There is one instance of CEI/IEC 61000-4-15:1997+A1:2003, which means it is CEI/IEC 61000-4-15:1997 with Amendment 1 (A1:2003), the + here means "combined with Amendment 1". This instance is IEC practice.

@ronaldtse are you saying here that IEEE 1647/D8+3 is a Draft 8 + Amendment 3?

mico commented 1 year ago

@ronaldtse I'm struggling with identifier "ISO/IEC/IEEE P26513_D2, January 2017". This seems to be ISO identifier, but IEEE format and have IEEE's draft part.
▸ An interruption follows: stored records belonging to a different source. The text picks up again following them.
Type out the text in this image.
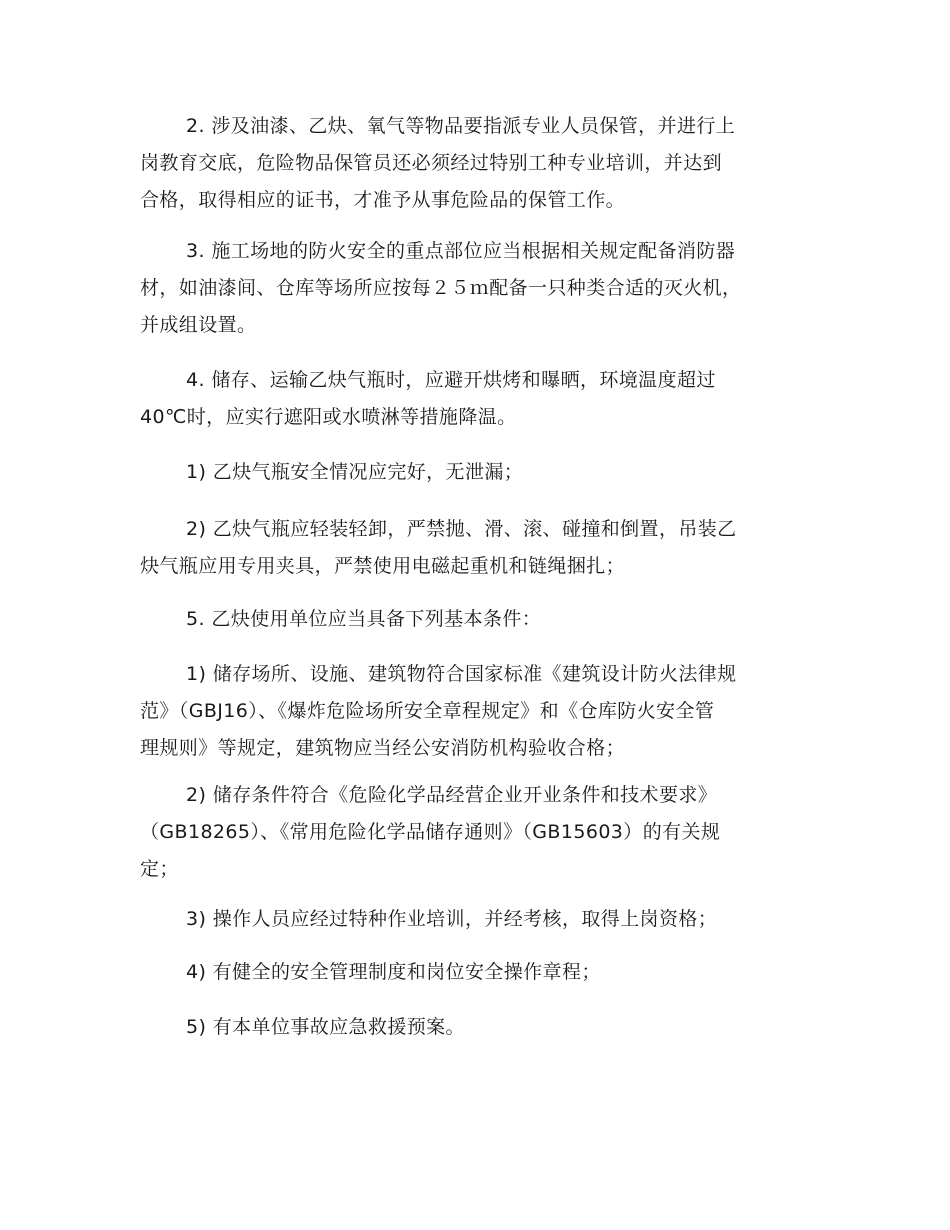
2. 涉及油漆、乙炔、氧气等物品要指派专业人员保管，并进行上
岗教育交底，危险物品保管员还必须经过特别工种专业培训，并达到
合格，取得相应的证书，才准予从事危险品的保管工作。
3. 施工场地的防火安全的重点部位应当根据相关规定配备消防器
材，如油漆间、仓库等场所应按每２５ｍ配备一只种类合适的灭火机，
并成组设置。
4. 储存、运输乙炔气瓶时，应避开烘烤和曝晒，环境温度超过
40℃时，应实行遮阳或水喷淋等措施降温。
1) 乙炔气瓶安全情况应完好，无泄漏；
2) 乙炔气瓶应轻装轻卸，严禁抛、滑、滚、碰撞和倒置，吊装乙
炔气瓶应用专用夹具，严禁使用电磁起重机和链绳捆扎；
5. 乙炔使用单位应当具备下列基本条件：
1) 储存场所、设施、建筑物符合国家标准《建筑设计防火法律规
范》（GBJ16）、《爆炸危险场所安全章程规定》和《仓库防火安全管
理规则》等规定，建筑物应当经公安消防机构验收合格；
2) 储存条件符合《危险化学品经营企业开业条件和技术要求》
（GB18265）、《常用危险化学品储存通则》（GB15603）的有关规
定；
3) 操作人员应经过特种作业培训，并经考核，取得上岗资格；
4) 有健全的安全管理制度和岗位安全操作章程；
5) 有本单位事故应急救援预案。
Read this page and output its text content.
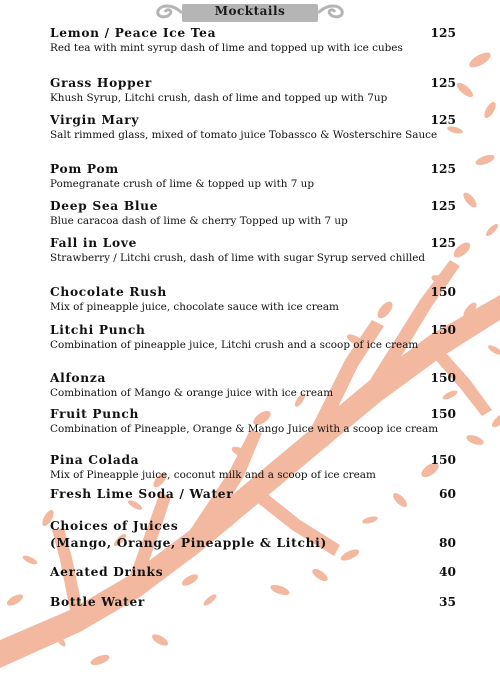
Mocktails
Lemon / Peace Ice Tea	125
Red tea with mint syrup dash of lime and topped up with ice cubes
Grass Hopper	125
Khush Syrup, Litchi crush, dash of lime and topped up with 7up
Virgin Mary	125
Salt rimmed glass, mixed of tomato juice Tobassco & Wosterschire Sauce
Pom Pom	125
Pomegranate crush of lime & topped up with 7 up
Deep Sea Blue	125
Blue caracoa dash of lime & cherry Topped up with 7 up
Fall in Love	125
Strawberry / Litchi crush, dash of lime with sugar Syrup served chilled
Chocolate Rush	150
Mix of pineapple juice, chocolate sauce with ice cream
Litchi Punch	150
Combination of pineapple juice, Litchi crush and a scoop of ice cream
Alfonza	150
Combination of Mango & orange juice with ice cream
Fruit Punch	150
Combination of Pineapple, Orange & Mango Juice with a scoop ice cream
Pina Colada	150
Mix of Pineapple juice, coconut milk and a scoop of ice cream
Fresh Lime Soda / Water	60
Choices of Juices
(Mango, Orange, Pineapple & Litchi)	80
Aerated Drinks	40
Bottle Water	35
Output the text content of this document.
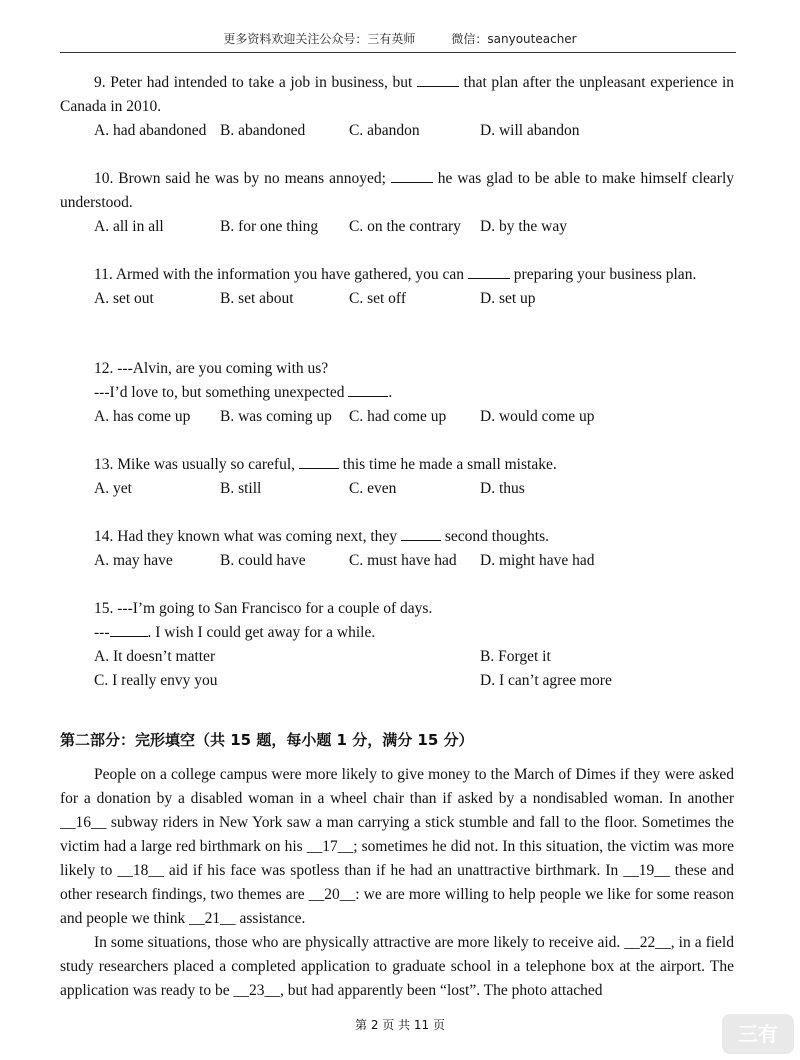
更多资料欢迎关注公众号：三有英师	微信：sanyouteacher
9. Peter had intended to take a job in business, but	that plan after the unpleasant experience in Canada in 2010.
A. had abandoned B. abandoned	C. abandon	D. will abandon
10. Brown said he was by no means annoyed;	he was glad to be able to make himself clearly understood.
A. all in all	B. for one thing C. on the contrary D. by the way
11. Armed with the information you have gathered, you can	preparing your business plan.
A. set out	B. set about	C. set off	D. set up
12. ---Alvin, are you coming with us?
---I’d love to, but something unexpected	.
A. has come up B. was coming up C. had come up D. would come up
13. Mike was usually so careful,	this time he made a small mistake.
A. yet	B. still	C. even	D. thus
14. Had they known what was coming next, they	second thoughts.
A. may have	B. could have	C. must have had D. might have had
15. ---I’m going to San Francisco for a couple of days.
--- . I wish I could get away for a while.
A. It doesn’t matter	B. Forget it
C. I really envy you	D. I can’t agree more
第二部分：完形填空（共 15 题，每小题 1 分，满分 15 分）

People on a college campus were more likely to give money to the March of Dimes if they were asked for a donation by a disabled woman in a wheel chair than if asked by a nondisabled woman. In another __16__ subway riders in New York saw a man carrying a stick stumble and fall to the floor. Sometimes the victim had a large red birthmark on his __17__; sometimes he did not. In this situation, the victim was more likely to __18__ aid if his face was spotless than if he had an unattractive birthmark. In __19__ these and other research findings, two themes are __20__: we are more willing to help people we like for some reason and people we think __21__ assistance.

In some situations, those who are physically attractive are more likely to receive aid. __22__, in a field study researchers placed a completed application to graduate school in a telephone box at the airport. The application was ready to be __23__, but had apparently been “lost”. The photo attached

第 2 页 共 11 页	三有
There is no way to reformat it to "ISO" format without losing "draft" part. So, seems the output should be "ISO/IEC/IEEE Draft Std P26513/D2, January 2017". Am I right?

Upd.: I found another challenging identifier: "P82079-1_D4_FDIS" – definitely "ISO" identifier, because of the stage, but with IEEE's draft. Should we also have ISO/IEEE mixed format (where we render identifier in ISO format, but allow draft to be rendered in IEEE format)?